Beim Erwerb von Kryptowährungen werden die Anschaffungskosten in der Bilanz erfasst. Ob Kryptowährungen als Anlage- oder Umlaufvermögen bilanziert werden, hängt von ihrer Verwendung ab:

  • Anlagevermögen: Werden Kryptowährungen langfristig gehalten (z. B. als strategische Reserve), zählen sie zu den immateriellen Vermögensgegenständen. Ein eigener Posten „Kryptowährungen“ in der Bilanz schafft hier Transparenz.
  • Umlaufvermögen: Für kurzfristige, spekulative Handelsaktivitäten werden Kryptowährungen unter „sonstige Vermögensgegenstände“ erfasst. Wichtig: Kryptowährungen gelten nicht als liquide Mittel, da sie kein gesetzliches Zahlungsmittel sind.

Die Klassifizierung ist entscheidend, da sie Auswirkung auf die Bewertung zum Bilanzstichtag hat.

Tauschvorgänge: Unterschiede zwischen Bilanz und Steuer

Ein häufiges Missverständnis bei Unternehmern besteht in der Behandlung von Tauschvorgängen zwischen Kryptowährungen. Hier gehen Unternehmens- und Steuerrecht in Österreich unterschiedliche Wege:

  • Unternehmensrecht: Jeder Tausch gilt als Veräußerung und muss sofort gewinn- oder verlustwirksam erfasst werden. Der Marktwert der hingegebenen und erhaltenen Kryptowährung dient dabei als Berechnungsgrundlage.
  • Steuerrecht: Der Tausch zwischen Kryptowährungen untereinander ist nicht steuerbar. Die ursprünglichen Anschaffungskosten der hingegebenen Kryptowährung werden auf die neu erhaltene Kryptowährung übertragen. Erst bei einem Verkauf in Fiatgeld wird der Gewinn oder Verlust steuerlich relevant.

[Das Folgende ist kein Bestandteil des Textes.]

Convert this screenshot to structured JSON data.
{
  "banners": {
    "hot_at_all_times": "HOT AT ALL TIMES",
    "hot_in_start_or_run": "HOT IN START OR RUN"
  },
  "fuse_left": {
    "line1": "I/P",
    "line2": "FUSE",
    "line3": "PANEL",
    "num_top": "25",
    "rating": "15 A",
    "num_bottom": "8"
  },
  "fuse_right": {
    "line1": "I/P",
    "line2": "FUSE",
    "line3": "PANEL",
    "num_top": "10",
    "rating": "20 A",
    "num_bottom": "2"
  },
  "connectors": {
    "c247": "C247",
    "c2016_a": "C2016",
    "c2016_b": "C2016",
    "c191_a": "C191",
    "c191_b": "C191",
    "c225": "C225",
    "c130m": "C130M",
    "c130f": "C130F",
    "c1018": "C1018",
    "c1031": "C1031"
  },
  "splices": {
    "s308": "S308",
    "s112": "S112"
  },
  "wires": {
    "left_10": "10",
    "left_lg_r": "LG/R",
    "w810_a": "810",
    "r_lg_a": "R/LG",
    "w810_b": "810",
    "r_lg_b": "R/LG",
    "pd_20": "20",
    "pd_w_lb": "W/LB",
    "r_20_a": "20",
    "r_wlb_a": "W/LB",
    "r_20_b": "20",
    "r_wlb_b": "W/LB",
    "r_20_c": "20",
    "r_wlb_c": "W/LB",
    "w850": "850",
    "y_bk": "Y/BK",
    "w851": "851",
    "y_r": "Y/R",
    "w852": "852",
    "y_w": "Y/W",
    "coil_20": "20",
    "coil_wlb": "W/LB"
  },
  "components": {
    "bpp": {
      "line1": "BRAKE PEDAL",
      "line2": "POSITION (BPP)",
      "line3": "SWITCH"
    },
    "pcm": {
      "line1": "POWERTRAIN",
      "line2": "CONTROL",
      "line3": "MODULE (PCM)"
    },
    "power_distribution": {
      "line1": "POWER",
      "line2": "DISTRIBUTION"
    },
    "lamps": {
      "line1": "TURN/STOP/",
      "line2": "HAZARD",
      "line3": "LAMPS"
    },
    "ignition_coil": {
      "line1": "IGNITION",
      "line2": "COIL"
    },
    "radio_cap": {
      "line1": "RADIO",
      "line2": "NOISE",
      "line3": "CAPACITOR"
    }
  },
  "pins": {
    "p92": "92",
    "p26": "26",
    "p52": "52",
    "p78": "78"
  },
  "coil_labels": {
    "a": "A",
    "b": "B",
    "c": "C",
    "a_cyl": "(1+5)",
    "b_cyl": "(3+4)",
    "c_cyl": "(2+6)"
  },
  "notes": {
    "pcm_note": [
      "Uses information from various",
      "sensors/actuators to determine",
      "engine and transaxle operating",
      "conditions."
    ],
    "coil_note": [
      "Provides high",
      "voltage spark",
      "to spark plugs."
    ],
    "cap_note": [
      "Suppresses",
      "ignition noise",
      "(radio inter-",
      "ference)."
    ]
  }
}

Praxisbeispiel: Ein Unternehmen tauscht Bitcoin im Wert von 10.000 Euro gegen Ether. Unternehmensrechtlich wird dieser Tausch als Veräußerung betrachtet, und ein etwaiger Gewinn oder Verlust aus dem Bitcoin wird sofort in der Gewinn- und Verlustrechnung erfasst. Steuerrechtlich bleibt der Tausch hingegen ohne unmittelbare steuerliche Konsequenzen. Erst bei einem späteren Verkauf der erhaltenen Ether-Bestände gegen Euro wird ein steuerpflichtiger Gewinn oder Verlust realisiert.

Staking-Erträge: Bilanzieren und versteuern

Für Unternehmen, die Erträge aus dem Staking von Kryptowährungen erzielen, gelten ebenfalls unterschiedliche Regeln:

  • Unternehmensrecht: Erträge aus Staking werden zum Zeitpunkt des Zuflusses in der Gewinn- und Verlustrechnung erfasst, unabhängig davon, ob die Kryptowährung später gegen gesetzliches Zahlungsmittel verkauft wird. 
  • Steuerrecht: Erst bei der Umwandlung in gesetzliches Zahlungsmittel oder Tausch in andere Wirtschaftsgüter oder Dienstleistungen werden die Erträge steuerpflichtig. 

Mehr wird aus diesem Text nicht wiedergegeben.